Everyone chose themselves over others. Stood on the backs of the dying to reach the prize, never thinking of offering a hand up.

I didn’t trust Kavin. But I didn’t think he had bad intentions, even if he stared at Roya with a little too much hunger in his gaze. I might sleep tomorrow.

I stared out the small window and watched the constellations wheel by as the ship sailed on toward Mirren, and my death.

THORN

Roya rummaged through the pockets of her cloak, cataloguing her weapons and packets of herbs, the cabin thick with her orange blossom scent, though neither of us spoke of it. We had learned long before not to speak of her attraction, although no words were needed.

Her bloom sank into my skin in such close quarters, and stayed there, teasing me until I felt half-drunk most days. Her gaze was every bit as hazed as my mind when, from time to time, our eyes would meet. I took to pulling the hood of my assassin’s cloak even lower over my face, and watching her from its cover like some predator stalking an unsuspecting meal.

“That garrote wire looks rusty,” I noted, glancing up from the Starlakian text on Omega reproductive health that the young Alpha had been reading the night before. It was fascinating, and terrifying. The mistakes I might have made with Roya, if I hadn’t refused her advances when she was sixteen… I shivered. “I have oil in my fourth inner right pocket if you need.”

“Thanks.” She collected it from my cloak, her fingers moving gently over the waterproofed cloth before oiling her wire, re-spooling it, and putting everything back. She moved on to her blades, polishing them, and then to the small, stoppered vials and the sealed packets of antidotes that went along with them.
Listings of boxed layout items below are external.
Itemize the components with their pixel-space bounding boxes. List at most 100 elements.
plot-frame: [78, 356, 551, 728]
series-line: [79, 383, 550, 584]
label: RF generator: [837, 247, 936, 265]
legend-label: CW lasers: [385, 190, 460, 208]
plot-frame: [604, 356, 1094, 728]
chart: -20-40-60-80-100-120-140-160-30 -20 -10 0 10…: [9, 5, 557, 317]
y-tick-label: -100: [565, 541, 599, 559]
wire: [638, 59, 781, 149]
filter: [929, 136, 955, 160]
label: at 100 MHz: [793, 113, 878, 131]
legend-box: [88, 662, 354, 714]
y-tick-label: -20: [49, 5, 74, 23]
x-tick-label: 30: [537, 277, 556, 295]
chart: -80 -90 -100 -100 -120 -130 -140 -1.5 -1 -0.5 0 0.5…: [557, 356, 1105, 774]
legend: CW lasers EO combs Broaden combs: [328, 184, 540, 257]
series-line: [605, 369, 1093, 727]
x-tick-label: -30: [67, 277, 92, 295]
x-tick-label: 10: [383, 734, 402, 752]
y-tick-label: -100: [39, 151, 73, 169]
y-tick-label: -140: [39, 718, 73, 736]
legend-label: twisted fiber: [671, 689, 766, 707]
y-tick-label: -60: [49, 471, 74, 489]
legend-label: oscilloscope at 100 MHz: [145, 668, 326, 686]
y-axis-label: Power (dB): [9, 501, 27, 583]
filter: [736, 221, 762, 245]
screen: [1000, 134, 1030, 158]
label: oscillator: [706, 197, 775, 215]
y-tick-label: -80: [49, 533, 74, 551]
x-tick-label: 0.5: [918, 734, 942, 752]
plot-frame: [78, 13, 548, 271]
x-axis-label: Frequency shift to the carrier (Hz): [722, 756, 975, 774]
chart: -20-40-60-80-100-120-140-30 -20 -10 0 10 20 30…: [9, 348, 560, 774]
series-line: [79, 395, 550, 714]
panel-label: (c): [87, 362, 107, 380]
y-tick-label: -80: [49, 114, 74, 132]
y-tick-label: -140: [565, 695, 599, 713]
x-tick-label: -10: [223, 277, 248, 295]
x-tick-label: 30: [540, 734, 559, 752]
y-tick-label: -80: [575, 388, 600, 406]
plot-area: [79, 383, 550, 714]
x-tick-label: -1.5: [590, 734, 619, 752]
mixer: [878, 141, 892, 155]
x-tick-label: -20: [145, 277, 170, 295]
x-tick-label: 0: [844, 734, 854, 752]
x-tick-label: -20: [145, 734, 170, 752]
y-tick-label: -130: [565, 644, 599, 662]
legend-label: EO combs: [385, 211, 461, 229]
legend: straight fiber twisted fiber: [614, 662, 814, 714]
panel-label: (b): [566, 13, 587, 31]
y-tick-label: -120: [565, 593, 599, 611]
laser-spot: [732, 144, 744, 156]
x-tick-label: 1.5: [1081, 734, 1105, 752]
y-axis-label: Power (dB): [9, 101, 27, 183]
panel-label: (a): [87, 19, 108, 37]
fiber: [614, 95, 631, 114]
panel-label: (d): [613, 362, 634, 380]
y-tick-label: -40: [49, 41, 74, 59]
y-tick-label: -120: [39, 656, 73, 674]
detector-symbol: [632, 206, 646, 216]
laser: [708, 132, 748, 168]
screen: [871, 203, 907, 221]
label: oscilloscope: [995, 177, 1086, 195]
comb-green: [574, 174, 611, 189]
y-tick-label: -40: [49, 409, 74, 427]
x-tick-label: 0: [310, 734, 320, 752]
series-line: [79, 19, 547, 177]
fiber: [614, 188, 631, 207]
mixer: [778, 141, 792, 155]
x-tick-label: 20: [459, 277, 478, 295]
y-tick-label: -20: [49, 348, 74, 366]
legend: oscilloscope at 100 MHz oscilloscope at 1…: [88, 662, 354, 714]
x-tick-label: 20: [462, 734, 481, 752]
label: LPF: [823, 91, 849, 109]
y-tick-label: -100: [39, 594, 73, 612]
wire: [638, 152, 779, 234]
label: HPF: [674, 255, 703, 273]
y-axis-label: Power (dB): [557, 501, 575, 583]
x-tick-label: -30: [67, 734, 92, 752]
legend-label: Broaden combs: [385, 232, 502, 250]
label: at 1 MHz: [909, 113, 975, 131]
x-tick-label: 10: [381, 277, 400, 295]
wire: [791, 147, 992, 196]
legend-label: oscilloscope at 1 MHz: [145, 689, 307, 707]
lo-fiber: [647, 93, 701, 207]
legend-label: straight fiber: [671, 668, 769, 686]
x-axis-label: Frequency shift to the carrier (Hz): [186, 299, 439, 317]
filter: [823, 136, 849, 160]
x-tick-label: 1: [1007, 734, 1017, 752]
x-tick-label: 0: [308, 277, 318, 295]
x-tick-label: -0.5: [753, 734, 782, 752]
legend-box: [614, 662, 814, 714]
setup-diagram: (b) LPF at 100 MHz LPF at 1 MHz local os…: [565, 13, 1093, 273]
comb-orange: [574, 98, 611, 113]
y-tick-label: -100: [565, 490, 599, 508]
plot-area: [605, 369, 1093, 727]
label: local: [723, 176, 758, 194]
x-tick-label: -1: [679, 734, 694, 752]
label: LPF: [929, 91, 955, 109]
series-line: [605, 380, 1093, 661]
Her collection was meager, compared to my own. But then again, she hadn’t been allowed to graduate, so she hadn’t received the gift her lead instructor had prepared for her.

I’d spent a significant amount on that gift. It was probably still in my room back at the Guild training grounds, lying wrapped on my bed: a true assassin’s cloak, filled with everything a teacher was allowed to give his student.

My only student, though claiming her as my charge had nearly been the death of both of us. I smiled inside my hood, remembering the day I’d accepted her as mine.

The young Omega stared up at me with blue eyes that should have been the same as every other woman on the abandoned estate. She shook out her glossy blonde hair, the shade identical to at least ten of the other twenty-three souls I’d foolishly agreed to rescue from King Milian’s harem while Milian and his men were marching to Rimholt to depose the rightful king.